Many of residents of Beslan say they are convinced that their Ingush and Chechen neighbors are to blame, and that foreign operatives would have had a hard time infiltrating in any numbers. "Of course, there was someone behind them -- they were speaking on mobile phones; they had their bosses," says Tamik Granikov, a local builder, referring to people outside Beslan but not foreigners.

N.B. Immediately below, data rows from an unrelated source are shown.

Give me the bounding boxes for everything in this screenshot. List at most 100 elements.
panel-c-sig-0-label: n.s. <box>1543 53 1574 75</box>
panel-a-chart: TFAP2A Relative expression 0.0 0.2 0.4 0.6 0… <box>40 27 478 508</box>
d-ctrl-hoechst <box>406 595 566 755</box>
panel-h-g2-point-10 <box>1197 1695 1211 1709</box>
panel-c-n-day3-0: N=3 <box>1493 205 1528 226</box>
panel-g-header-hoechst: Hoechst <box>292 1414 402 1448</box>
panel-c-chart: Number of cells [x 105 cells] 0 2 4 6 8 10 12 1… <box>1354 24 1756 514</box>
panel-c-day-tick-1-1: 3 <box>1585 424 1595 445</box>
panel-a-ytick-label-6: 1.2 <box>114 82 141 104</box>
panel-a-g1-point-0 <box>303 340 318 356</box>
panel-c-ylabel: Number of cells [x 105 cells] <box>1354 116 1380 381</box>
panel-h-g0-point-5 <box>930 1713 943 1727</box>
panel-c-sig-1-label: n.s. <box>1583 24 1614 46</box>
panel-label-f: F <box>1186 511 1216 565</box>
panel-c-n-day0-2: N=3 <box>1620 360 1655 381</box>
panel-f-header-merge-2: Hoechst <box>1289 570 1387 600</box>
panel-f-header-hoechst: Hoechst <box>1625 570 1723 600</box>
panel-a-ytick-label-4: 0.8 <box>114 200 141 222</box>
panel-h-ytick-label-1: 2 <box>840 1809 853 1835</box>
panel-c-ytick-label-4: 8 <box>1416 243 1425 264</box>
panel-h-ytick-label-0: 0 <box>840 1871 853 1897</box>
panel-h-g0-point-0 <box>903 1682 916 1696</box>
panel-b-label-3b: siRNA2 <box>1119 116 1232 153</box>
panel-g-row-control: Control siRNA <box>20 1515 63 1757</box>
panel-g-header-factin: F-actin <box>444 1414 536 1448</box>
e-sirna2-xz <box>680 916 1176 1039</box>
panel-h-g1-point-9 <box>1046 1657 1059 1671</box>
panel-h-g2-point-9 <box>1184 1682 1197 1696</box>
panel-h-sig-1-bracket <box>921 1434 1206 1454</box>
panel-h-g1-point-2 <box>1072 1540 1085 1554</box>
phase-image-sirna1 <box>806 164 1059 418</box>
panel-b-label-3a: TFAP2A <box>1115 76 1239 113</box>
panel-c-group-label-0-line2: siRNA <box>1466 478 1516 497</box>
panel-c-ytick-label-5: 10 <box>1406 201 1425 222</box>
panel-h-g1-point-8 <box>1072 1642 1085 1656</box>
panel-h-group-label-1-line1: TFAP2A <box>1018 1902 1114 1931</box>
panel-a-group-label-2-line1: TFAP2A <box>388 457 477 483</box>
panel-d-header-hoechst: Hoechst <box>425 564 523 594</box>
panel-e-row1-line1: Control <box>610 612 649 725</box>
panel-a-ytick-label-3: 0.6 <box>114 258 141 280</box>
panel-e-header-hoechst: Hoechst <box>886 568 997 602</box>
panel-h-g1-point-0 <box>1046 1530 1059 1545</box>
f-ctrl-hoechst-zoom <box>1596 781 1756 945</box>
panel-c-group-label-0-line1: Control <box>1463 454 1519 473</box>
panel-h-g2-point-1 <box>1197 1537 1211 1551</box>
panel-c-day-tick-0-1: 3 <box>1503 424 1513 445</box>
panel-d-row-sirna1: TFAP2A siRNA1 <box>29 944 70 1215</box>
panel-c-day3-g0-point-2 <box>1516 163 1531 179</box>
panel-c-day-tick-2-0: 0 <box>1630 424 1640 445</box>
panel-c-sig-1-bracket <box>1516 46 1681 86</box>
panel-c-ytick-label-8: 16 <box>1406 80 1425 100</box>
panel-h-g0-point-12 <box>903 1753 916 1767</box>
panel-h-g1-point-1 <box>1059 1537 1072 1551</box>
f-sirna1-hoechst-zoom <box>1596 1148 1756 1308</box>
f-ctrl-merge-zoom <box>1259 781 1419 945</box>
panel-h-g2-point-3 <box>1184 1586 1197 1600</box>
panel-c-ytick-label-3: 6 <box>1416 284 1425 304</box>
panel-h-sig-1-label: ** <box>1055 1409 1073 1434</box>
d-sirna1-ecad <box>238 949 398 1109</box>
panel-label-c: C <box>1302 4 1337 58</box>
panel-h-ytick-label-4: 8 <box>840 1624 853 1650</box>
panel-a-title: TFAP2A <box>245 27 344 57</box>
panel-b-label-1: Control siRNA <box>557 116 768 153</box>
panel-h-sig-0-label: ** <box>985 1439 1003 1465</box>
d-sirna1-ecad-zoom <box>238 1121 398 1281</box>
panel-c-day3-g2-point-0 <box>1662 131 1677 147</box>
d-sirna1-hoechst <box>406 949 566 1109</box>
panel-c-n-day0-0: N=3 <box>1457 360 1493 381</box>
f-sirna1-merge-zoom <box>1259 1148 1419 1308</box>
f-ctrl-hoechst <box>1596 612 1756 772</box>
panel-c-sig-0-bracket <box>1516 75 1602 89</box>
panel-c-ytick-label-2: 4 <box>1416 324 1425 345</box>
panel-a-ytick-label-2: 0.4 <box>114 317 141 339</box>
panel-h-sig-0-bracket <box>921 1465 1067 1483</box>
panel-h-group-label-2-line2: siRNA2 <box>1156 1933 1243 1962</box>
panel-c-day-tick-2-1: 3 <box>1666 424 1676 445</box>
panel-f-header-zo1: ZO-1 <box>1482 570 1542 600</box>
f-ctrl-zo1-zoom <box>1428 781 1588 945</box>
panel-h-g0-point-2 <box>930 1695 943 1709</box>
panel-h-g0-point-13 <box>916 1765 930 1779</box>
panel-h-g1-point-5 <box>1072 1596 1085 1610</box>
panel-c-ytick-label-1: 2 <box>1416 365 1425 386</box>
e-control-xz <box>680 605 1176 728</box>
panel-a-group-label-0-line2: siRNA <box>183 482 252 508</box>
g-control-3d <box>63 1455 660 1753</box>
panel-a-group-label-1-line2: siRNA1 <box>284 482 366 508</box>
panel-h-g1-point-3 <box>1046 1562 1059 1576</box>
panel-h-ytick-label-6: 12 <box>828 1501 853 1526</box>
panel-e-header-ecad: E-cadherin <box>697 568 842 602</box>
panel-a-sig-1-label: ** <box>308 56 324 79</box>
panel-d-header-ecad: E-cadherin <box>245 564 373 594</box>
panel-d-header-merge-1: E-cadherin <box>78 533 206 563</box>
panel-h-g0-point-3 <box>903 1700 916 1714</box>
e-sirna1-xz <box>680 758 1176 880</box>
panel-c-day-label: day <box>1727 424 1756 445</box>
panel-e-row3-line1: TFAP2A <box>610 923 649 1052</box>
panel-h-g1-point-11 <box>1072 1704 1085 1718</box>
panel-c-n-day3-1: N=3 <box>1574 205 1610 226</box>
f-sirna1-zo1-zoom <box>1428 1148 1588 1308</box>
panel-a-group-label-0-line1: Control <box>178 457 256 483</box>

Russian officials say they have arrested three men on suspicion of involvement, possibly by tracing phone calls. When the crisis began, Granikov says, "we were worried about whether the renovation work was used as a cover. They never could have brought so many grenades and bullets [on the day of the attack]."
Learned from mistakes
Tedeyev, the police officer -- whose house is so close to the school that two bullets came through his windows -- says he saw the body of a black foreigner. He also says that this group learned from past terrorist mistakes. They carried gas masks and broke windows to prevent being gassed like the Chechen separatists who took over the Dubrovka Theater while the play "Nord-Ost" was being performed in October 2002. "It seems they studied all the cases, from the Nord-Ost to those in the U.S.," says Tedeyev. "So it becomes more difficult for the state to fight terror. TV shows everything the Speznatz [special forces] does. We seem to teach [terrorists] ourselves, and then we suffer for it."